Thank you Winston Shaw for your comments that highlight the hypocrisy of some of these BarHarbor business owners who imply they are living on saltine crackers so they can help Bar Harbor make sure Big Cruise can overwhelm and pollute our waters, downtown, and Park. It would be informative to know what houses and business they own (or have mortgaged), and the vehicles registered under their names or their corporate entities, including those out of state and country. This information might put their self pity in perspective. The woman I believe you may be referring to, once caught my attention with her comments at a public hearing: it struck me as odd comments that had no relation to the topic being discussed. She expressed some distress at having too big a house and too many children. At the time, I felt some compassion for someone who apparently was overwhelmed by life, and hoped her children were not aware of her comments. I wonder if town of Bar Harbor is at a similar place: a town of 5,000 that has taken on such a level of Uber tourism that it is just too much to reasonably deal with anymore, and desperate solutions are being promulgated without much thought to the future consequences.
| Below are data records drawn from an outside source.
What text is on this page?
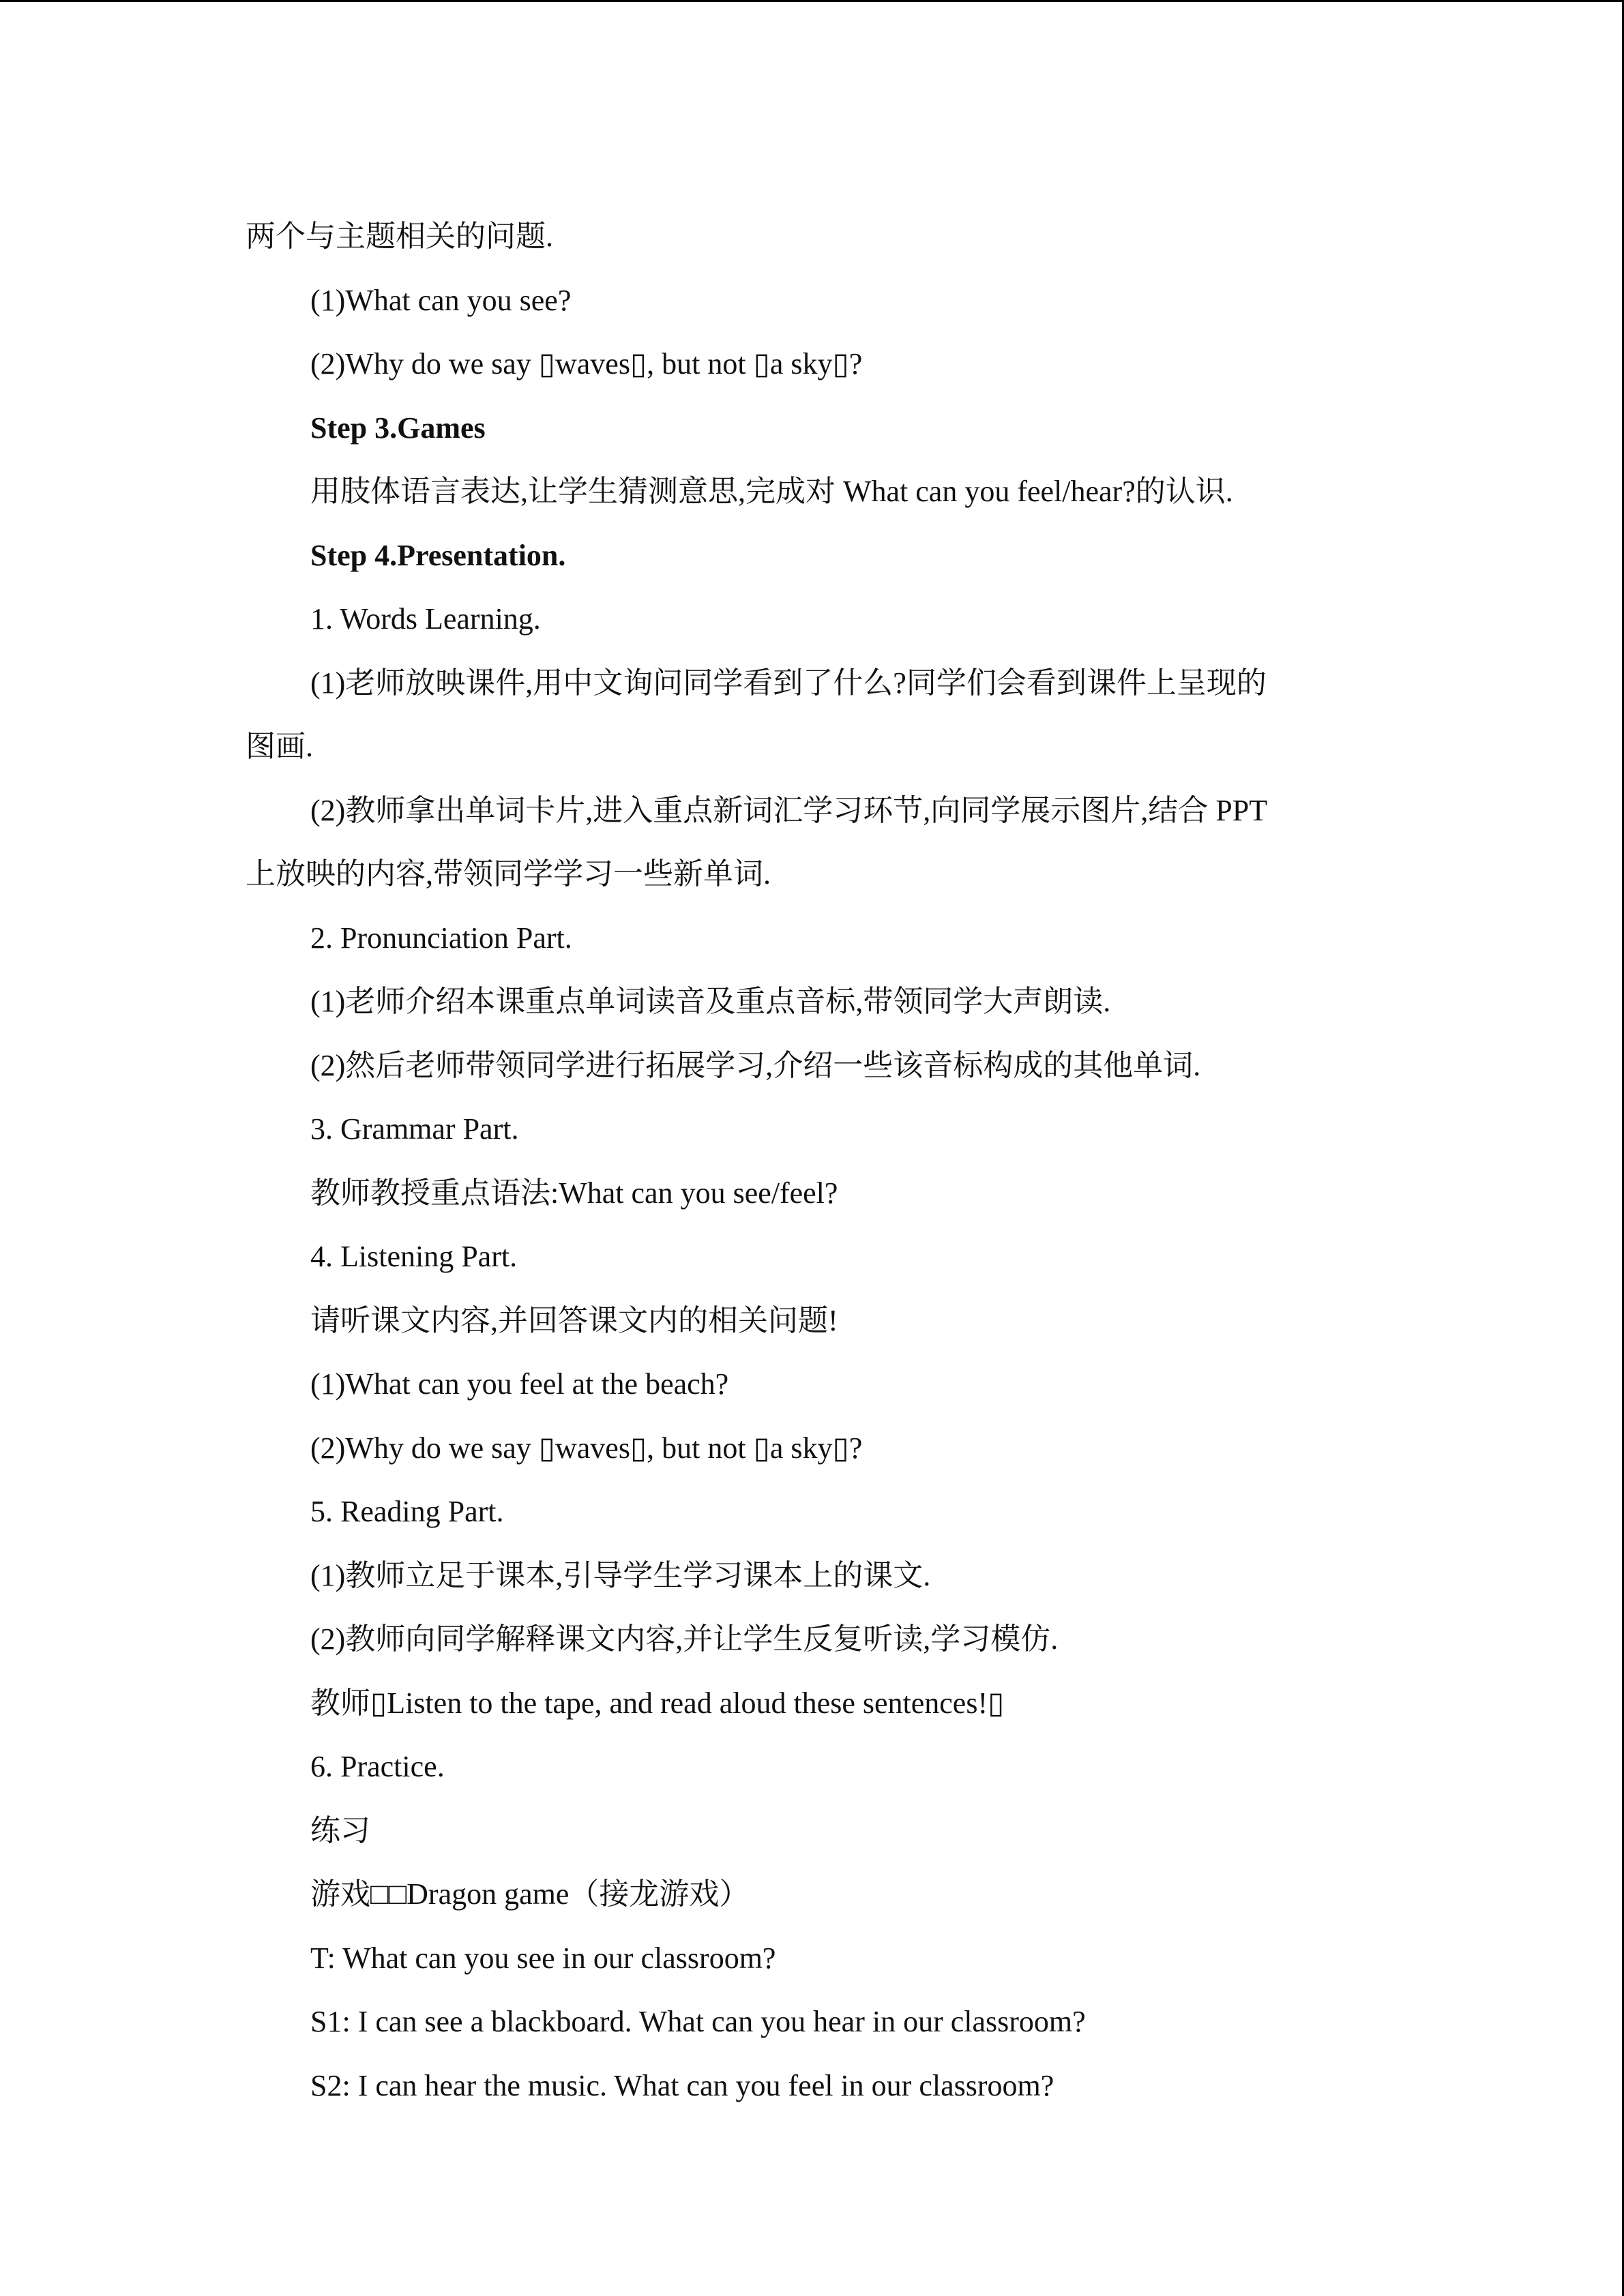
两个与主题相关的问题.
(1)What can you see?
(2)Why do we say ▯waves▯, but not ▯a sky▯?
Step 3.Games
用肢体语言表达,让学生猜测意思,完成对 What can you feel/hear?的认识.
Step 4.Presentation.
1. Words Learning.
(1)老师放映课件,用中文询问同学看到了什么?同学们会看到课件上呈现的
图画.
(2)教师拿出单词卡片,进入重点新词汇学习环节,向同学展示图片,结合 PPT
上放映的内容,带领同学学习一些新单词.
2. Pronunciation Part.
(1)老师介绍本课重点单词读音及重点音标,带领同学大声朗读.
(2)然后老师带领同学进行拓展学习,介绍一些该音标构成的其他单词.
3. Grammar Part.
教师教授重点语法:What can you see/feel?
4. Listening Part.
请听课文内容,并回答课文内的相关问题!
(1)What can you feel at the beach?
(2)Why do we say ▯waves▯, but not ▯a sky▯?
5. Reading Part.
(1)教师立足于课本,引导学生学习课本上的课文.
(2)教师向同学解释课文内容,并让学生反复听读,学习模仿.
教师▯Listen to the tape, and read aloud these sentences!▯
6. Practice.
练习
游戏□□Dragon game（接龙游戏）
T: What can you see in our classroom?
S1: I can see a blackboard. What can you hear in our classroom?
S2: I can hear the music. What can you feel in our classroom?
You hit the nail on the head when you wrote "A palpable sense of entitlement"in relation to the attitude of far too many Bar Harbor businesses. One of my absolute favorite examples of this was the woman living in a house assessed at $1,237,700 dollars whose husband owns multiple Bar Harbor businesses (including a 44 room B&B) who claimed she was forced to illegally rent a room in her house weekly to "be able to afford to be a stay at home mom." Naturalist/novelist/activist Edward Abbey authored two quotes that fit modern day Bar Harbor to a T: 1) "We had a good thing in America (Bar Harbor) but got carried away, in a nation devoted to the proposition that too much is not enough..." and 2) "Growth for growth sake is the ideology of the cancer cell." Reading many of the comments made by local business people in defense of ever increasing cruise ship traffic it would be easy to assume that numerous bar harbor businesses are hanging by a thread when it comes to profits. Yet every time one turns around said businesses are building new buildings, expanding retail outlets and building themselves million dollar homes. To paraphrase Shakespeare, Me thinks the good businessmen of Bar Harbor protesteth too much!